Regarding offtake interest, this is not something that will come any time soon from Finland, but we have seen activity in bigger countries, such as Germany.

Nummela: Many Finnish companies are technology providers, so their role would be more in partnering up or helping in some part of the value chain of the hydrogen economy.

BNamericas: What are Finnish technology providers looking for in Latin America? How can countries become attractive?

Nummela: To attract companies, it's important to look at the market from the European perspective. Latin America is quite far away, so of course, it's not the first or the closest market on everyone's mind.

Chile has been very smart; they've been marketing the country and the opportunities that exist here. When speaking with Finnish companies, the result is that many of them are quite aware of what is happening in Chile. The country is on their mind when they think of green hydrogen. A strategy to make the country visible and to showcase the opportunities is very important. It is now acknowledged by many that Chile is the leading country in Latin America in terms of green hydrogen.

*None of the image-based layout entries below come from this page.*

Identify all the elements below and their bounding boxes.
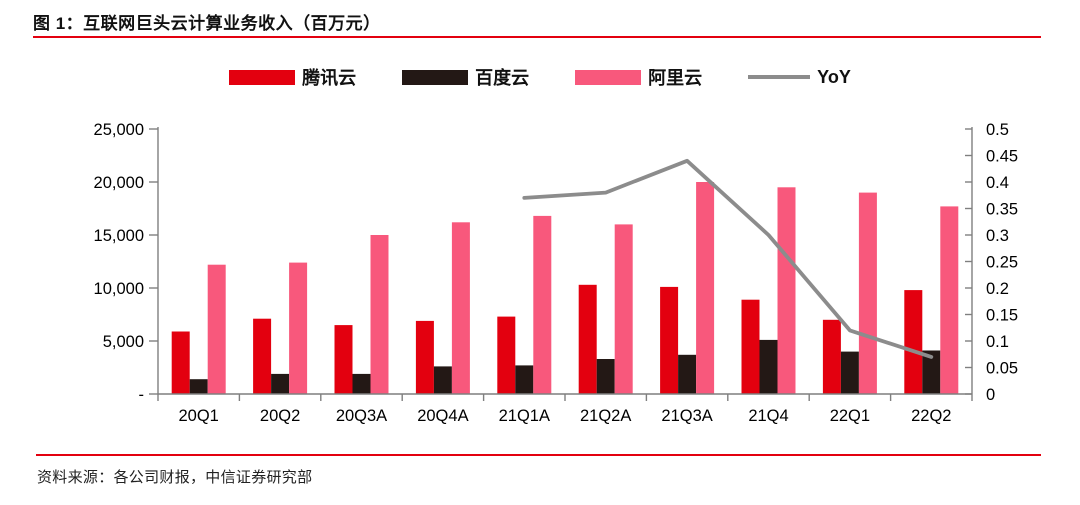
bar-tencent-cloud-20Q1 [171, 331, 190, 394]
footer-rule [36, 454, 1041, 456]
legend-item-baidu-cloud: 百度云 [402, 64, 529, 90]
x-axis-label-20Q3A: 20Q3A [336, 407, 387, 425]
right-axis-tick-label: 0.25 [986, 254, 1018, 272]
bar-baidu-cloud-21Q3A [678, 354, 697, 394]
bar-ali-cloud-20Q1 [207, 264, 226, 394]
left-axis-tick-label: 5,000 [103, 333, 144, 351]
x-axis-label-20Q2: 20Q2 [260, 407, 300, 425]
x-axis-label-20Q4A: 20Q4A [417, 407, 468, 425]
bar-tencent-cloud-20Q4A [415, 320, 434, 394]
bar-ali-cloud-20Q4A [451, 222, 470, 394]
bar-ali-cloud-20Q2 [289, 262, 308, 394]
x-axis-label-20Q1: 20Q1 [179, 407, 219, 425]
x-axis-label-22Q2: 22Q2 [911, 407, 951, 425]
bar-baidu-cloud-20Q3A [352, 373, 371, 394]
legend-label-baidu-cloud: 百度云 [475, 68, 530, 88]
legend-label-ali-cloud: 阿里云 [648, 68, 703, 88]
right-axis-tick-label: 0.2 [986, 280, 1009, 298]
legend-item-yoy: YoY [748, 67, 851, 88]
x-axis-label-21Q1A: 21Q1A [499, 407, 550, 425]
x-axis-label-21Q3A: 21Q3A [661, 407, 712, 425]
legend-swatch-ali-cloud [575, 69, 642, 85]
bar-tencent-cloud-22Q1 [822, 319, 841, 394]
bar-baidu-cloud-21Q4 [759, 339, 778, 394]
bar-tencent-cloud-20Q2 [253, 318, 272, 394]
right-axis-tick-label: 0.45 [986, 148, 1018, 166]
right-axis-tick-label: 0 [986, 386, 995, 404]
left-axis-tick-label: 20,000 [94, 174, 144, 192]
legend-swatch-tencent-cloud [229, 69, 296, 85]
legend-item-tencent-cloud: 腾讯云 [229, 64, 356, 90]
bar-baidu-cloud-21Q1A [515, 365, 534, 394]
left-axis-tick-label: - [139, 386, 145, 404]
bar-ali-cloud-21Q3A [696, 182, 715, 394]
left-axis-tick-label: 25,000 [94, 121, 144, 139]
right-axis-tick-label: 0.05 [986, 360, 1018, 378]
bar-baidu-cloud-20Q4A [433, 366, 452, 394]
right-axis-tick-label: 0.4 [986, 174, 1009, 192]
bar-tencent-cloud-21Q2A [578, 284, 597, 394]
bar-tencent-cloud-21Q4 [741, 299, 760, 394]
left-axis-tick-label: 10,000 [94, 280, 144, 298]
bar-tencent-cloud-21Q1A [497, 316, 516, 394]
legend-label-yoy: YoY [817, 66, 851, 87]
bar-tencent-cloud-20Q3A [334, 325, 353, 394]
x-axis-label-21Q4: 21Q4 [748, 407, 788, 425]
bar-ali-cloud-22Q1 [858, 192, 877, 394]
figure-title: 图 1：互联网巨头云计算业务收入（百万元） [33, 14, 381, 33]
legend-swatch-baidu-cloud [402, 69, 469, 85]
bar-baidu-cloud-22Q1 [840, 351, 859, 394]
right-axis-tick-label: 0.1 [986, 333, 1009, 351]
x-axis-label-22Q1: 22Q1 [830, 407, 870, 425]
right-axis-tick-label: 0.15 [986, 307, 1018, 325]
bar-baidu-cloud-21Q2A [596, 359, 615, 394]
x-axis-label-21Q2A: 21Q2A [580, 407, 631, 425]
bar-ali-cloud-22Q2 [940, 206, 959, 394]
bar-tencent-cloud-22Q2 [904, 290, 923, 394]
bar-ali-cloud-21Q4 [777, 187, 796, 394]
bar-ali-cloud-21Q1A [533, 215, 552, 394]
right-axis-tick-label: 0.35 [986, 201, 1018, 219]
bar-tencent-cloud-21Q3A [660, 286, 679, 394]
left-axis-tick-label: 15,000 [94, 227, 144, 245]
bar-baidu-cloud-22Q2 [922, 350, 941, 394]
legend-item-ali-cloud: 阿里云 [575, 64, 702, 90]
right-axis-tick-label: 0.5 [986, 121, 1009, 139]
bar-baidu-cloud-20Q2 [271, 373, 290, 394]
bar-ali-cloud-21Q2A [614, 224, 633, 394]
source-note: 资料来源：各公司财报，中信证券研究部 [37, 469, 313, 486]
legend-swatch-yoy [748, 75, 811, 79]
bar-baidu-cloud-20Q1 [189, 379, 208, 394]
title-underline [33, 36, 1041, 38]
legend-label-tencent-cloud: 腾讯云 [302, 68, 357, 88]
line-yoy [522, 158, 934, 359]
right-axis-tick-label: 0.3 [986, 227, 1009, 245]
bar-ali-cloud-20Q3A [370, 235, 389, 394]
chart-legend: 腾讯云 百度云 阿里云 YoY [0, 64, 1080, 90]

Araujo: A robust regulatory framework helps assure economic and legal certainty for international investors and political willingness to make the infrastructure investments these kinds of industries need. And openness of the local market to incorporate foreign technology, especially when the projects are for export, is needed. These are three key points that we believe interest Finnish companies that look at a Latin American country from the outside.